For the DSL, the intended purpose is to avoid the query string syntax and use the query string language instead. For completeness, here is an equivalent script:

In [12]:
s = Search(using=es, doc_type=['tweet']) \
    .query('match', tweet='elasticsearch')
response = s.execute()
print('Total hits:{}\n'.format(response['hits']['total']))
pprint(response['hits']['hits'][0])

Total hits:7

{'_id': '13', '_type': 'tweet', '_source': {'date': '2014-09...}


However, notice that the pprint has not given us the same JSON response as the above query string syntax result via the low-level API. This is because the Search() object returns an array of Hit objects.
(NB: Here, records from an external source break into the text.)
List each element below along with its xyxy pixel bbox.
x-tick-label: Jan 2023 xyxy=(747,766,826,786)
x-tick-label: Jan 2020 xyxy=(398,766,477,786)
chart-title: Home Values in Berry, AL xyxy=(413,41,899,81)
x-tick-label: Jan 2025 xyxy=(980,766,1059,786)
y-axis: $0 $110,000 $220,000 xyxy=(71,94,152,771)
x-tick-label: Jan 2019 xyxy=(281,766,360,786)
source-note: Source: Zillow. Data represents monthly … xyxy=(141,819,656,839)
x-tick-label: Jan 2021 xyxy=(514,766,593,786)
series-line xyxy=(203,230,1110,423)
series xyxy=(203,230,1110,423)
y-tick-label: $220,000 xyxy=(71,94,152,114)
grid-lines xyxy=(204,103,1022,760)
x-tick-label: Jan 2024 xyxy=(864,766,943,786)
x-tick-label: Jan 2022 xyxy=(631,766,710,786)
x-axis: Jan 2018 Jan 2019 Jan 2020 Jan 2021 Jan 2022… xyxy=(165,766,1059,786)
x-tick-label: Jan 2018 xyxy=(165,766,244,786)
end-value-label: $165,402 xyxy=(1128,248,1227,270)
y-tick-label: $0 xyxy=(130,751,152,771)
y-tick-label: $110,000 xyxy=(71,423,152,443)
These are constructed so as to expose the individual fields as object attributes (__getattr__)

In [13]:
for hit in response:
    print(hit.tweet)

So yes, I am an Elasticsearch fanboy
However did I manage before Elasticsearch?
The Elasticsearch API is really easy to use
Elasticsearch surely is one of the hottest new NoSQL products
Elasticsearch means full text search has never been so easy
Elasticsearch is built for the cloud, easy to scale
Elasticsearch and I have left the honeymoon stage, and I still love her.


### The _all field

> GET /_search?q=mary

In [14]:
res = es.search(q='mary')
print('Total hits:{}\n'.format(res['hits']['total']))
pprint(res['hits']['hits'][0])

Total hits:8

{'_id': '4',
 '_index': 'us',
 '_score': 0.6650044,
 '_source': {'date': '2014-09-14',
             'name': 'John Smith',
             'tweet': '@mary it is not just text, it does everything',
             'user_id': 1},
 '_type': 'tweet'}


For the DSL, we need to call the _all field explicitly

In [15]:
s = Search(using=es) \
    .query('match', _all='mary')
response = s.execute()
print('Total hits:{}\n'.format(response['hits']['total']))
print(response[0].tweet)

Total hits:8

@mary it is not just text, it does everything


> +name:(mary john) +date:>2014-09-10 +(aggregations geo)

In [16]:
res = es.search(q='+name:(mary john) +date:>2014-09-10 +(aggregations geo)')
print('Total hits:{}\n'.format(res['hits']['total']))
pprint(res['hits']['hits'][0])

Total hits:1

{'_id': '9',
 '_index': 'gb',
 '_score': 2.3835227,
 '_source': {'date': '2014-09-19',
             'name': 'Mary Jones',
             'tweet': 'Geo-location aggregations are really cool',
             'user_id': 2},
 '_type': 'tweet'}